Hypersonic Point-to-Point Travel for the Common Man

Abstract

Objects travelling at hypersonic speeds typically experience significant mechanical loads, particularly during acceleration/deceleration. Excluding both technical and economic limitations, sub-orbital point-to-point travel is inevitably restricted to a group of individuals that are trained and whose health is certified prior to travel. This work seeks to explore the possibility of identifying, for a chosen route and reference vehicle, a set of parameters such that an individual could participate in hypersonic travel without health screenings or prior training. An open-loop guidance system is used with idealised navigation and control systems. The guidance method is based on node control with the assumption of instant implementation of commanded states. After an initial design space exploration is performed with various evolutionary algorithms, the Multi-objective Evolutionary Algorithm based on Decomposition with differential evolution (MOEA/D) (DE) is selected for further use, along with a preferred set of objective functions and a decision vector length.
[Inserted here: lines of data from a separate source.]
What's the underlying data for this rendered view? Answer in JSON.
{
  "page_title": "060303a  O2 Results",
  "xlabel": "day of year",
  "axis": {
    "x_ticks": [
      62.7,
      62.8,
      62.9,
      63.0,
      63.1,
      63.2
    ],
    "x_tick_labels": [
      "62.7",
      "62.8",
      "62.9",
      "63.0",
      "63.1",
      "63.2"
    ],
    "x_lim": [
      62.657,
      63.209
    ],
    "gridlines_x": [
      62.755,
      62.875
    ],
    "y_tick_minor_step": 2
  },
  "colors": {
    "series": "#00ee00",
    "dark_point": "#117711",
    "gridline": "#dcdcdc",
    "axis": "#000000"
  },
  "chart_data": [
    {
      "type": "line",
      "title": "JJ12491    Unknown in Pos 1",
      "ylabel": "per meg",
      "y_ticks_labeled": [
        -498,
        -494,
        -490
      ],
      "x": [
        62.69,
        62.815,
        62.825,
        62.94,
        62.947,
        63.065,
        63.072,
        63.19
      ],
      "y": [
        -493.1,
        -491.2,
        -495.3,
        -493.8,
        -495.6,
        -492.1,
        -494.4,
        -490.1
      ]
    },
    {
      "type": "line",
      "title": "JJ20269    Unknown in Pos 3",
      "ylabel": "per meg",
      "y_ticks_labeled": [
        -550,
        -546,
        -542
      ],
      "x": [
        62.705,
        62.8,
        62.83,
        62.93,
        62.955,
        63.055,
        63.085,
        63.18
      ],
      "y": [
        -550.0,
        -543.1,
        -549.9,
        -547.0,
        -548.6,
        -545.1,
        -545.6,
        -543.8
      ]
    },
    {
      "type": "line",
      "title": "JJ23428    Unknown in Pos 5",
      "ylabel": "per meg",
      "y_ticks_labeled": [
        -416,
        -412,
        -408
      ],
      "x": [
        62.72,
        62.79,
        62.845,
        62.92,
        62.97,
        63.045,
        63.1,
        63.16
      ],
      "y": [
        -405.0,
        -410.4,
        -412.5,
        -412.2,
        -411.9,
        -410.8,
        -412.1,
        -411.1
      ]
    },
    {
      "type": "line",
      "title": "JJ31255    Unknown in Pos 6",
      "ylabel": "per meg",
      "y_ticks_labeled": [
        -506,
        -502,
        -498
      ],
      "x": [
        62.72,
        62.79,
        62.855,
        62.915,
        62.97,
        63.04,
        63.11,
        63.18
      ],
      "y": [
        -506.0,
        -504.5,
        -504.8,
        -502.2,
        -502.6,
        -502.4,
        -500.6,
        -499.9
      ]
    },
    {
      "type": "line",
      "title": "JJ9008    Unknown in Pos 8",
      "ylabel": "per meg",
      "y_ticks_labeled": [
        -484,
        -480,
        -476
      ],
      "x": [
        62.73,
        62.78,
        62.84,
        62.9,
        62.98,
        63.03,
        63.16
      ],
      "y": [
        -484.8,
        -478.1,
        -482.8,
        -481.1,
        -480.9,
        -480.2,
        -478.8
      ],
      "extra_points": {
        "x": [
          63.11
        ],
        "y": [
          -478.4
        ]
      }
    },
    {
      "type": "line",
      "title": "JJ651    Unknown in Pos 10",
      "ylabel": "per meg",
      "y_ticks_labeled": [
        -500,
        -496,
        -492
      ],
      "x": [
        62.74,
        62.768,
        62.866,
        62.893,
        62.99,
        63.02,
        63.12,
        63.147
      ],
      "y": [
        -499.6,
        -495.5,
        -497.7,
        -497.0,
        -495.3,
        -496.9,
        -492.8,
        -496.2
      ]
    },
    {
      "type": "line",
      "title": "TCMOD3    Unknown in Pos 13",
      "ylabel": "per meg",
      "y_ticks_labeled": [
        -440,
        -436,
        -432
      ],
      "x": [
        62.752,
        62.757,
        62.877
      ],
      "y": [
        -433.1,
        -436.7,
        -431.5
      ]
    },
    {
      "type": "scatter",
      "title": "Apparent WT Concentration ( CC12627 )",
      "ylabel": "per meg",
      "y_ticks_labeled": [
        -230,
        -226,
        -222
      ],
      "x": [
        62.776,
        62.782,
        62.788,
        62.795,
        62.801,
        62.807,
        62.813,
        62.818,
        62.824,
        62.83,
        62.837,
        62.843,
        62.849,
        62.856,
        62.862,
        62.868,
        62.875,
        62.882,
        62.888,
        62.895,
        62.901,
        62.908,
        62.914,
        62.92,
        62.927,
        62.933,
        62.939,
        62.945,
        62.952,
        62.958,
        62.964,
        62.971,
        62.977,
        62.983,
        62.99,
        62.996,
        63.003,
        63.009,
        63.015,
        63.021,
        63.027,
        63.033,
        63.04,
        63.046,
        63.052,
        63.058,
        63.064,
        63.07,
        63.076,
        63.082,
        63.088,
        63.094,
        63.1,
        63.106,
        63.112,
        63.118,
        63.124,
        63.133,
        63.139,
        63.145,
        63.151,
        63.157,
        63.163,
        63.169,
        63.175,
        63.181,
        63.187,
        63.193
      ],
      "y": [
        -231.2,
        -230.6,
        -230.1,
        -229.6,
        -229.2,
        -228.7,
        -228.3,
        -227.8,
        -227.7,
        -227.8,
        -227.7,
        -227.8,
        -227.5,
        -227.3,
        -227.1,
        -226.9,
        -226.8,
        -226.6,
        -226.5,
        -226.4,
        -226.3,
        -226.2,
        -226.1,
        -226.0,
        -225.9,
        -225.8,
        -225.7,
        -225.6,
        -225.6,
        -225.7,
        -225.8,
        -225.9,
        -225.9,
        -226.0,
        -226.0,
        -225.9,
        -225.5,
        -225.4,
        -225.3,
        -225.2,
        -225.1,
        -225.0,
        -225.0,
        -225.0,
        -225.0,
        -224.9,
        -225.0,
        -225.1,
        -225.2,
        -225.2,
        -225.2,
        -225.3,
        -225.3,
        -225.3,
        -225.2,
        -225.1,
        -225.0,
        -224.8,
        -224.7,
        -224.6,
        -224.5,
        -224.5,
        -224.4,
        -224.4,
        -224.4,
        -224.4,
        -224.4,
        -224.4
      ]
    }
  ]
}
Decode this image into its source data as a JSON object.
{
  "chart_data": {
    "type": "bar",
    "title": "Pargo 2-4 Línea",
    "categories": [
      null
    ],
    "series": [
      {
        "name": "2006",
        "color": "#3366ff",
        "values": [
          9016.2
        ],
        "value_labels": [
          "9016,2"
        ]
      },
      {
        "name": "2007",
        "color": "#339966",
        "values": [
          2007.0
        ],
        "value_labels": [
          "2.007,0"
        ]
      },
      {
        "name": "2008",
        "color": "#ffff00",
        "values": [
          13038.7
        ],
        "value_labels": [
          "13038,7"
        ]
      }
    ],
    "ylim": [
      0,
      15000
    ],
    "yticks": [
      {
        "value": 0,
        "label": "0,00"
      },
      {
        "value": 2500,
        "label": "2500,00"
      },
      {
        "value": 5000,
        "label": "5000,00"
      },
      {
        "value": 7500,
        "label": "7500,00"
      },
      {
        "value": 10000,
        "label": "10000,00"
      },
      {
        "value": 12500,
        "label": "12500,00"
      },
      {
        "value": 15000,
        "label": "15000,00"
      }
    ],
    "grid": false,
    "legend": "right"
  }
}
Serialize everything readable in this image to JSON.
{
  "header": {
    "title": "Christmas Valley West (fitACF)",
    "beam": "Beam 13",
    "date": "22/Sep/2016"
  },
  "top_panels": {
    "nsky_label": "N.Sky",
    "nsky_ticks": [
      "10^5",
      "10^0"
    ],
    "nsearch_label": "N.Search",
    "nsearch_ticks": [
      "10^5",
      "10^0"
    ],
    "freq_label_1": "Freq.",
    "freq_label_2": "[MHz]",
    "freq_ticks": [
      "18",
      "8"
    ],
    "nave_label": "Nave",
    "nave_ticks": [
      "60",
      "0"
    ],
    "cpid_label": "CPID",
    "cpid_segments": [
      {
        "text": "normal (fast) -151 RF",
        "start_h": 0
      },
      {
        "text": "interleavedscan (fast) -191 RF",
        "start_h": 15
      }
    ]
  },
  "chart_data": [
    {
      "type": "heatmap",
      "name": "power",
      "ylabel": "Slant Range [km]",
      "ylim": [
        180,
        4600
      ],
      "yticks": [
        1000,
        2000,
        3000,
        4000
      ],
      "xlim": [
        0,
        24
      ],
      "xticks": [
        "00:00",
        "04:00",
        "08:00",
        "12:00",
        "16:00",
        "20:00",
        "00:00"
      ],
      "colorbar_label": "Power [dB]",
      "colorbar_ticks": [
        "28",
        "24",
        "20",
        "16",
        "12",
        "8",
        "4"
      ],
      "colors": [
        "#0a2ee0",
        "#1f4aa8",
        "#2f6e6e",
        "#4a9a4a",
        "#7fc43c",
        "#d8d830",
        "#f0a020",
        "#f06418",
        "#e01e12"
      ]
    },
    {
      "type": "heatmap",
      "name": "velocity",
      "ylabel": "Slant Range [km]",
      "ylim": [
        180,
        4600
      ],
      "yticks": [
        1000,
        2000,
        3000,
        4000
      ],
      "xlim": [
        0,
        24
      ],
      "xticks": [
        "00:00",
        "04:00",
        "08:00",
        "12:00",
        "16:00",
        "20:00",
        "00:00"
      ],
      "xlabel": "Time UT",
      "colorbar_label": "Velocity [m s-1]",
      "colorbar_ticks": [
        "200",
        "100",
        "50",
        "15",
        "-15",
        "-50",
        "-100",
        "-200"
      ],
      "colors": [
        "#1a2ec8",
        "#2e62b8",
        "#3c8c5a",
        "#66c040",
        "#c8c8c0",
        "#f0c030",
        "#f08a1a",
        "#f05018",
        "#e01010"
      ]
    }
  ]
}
The subsequent optimisation strategy is separated into a coupled and decoupled phase approach, where the coupled approach combines the vehicle’s ascent and descent optimisations, while the decoupled approach performs a descent phase optimisation and attempts to link an ascent phase to the optimised descent phase. Decoupling, as performed, did not allow for the identification of a linkable trajectory. An optimal trajectory was identified with the coupled approach that required a significant amount of additional propellant and dry mass, yet maximum g₀-loads approached the constraint of an increase of 1 g₀. Recommendations are given to further the study.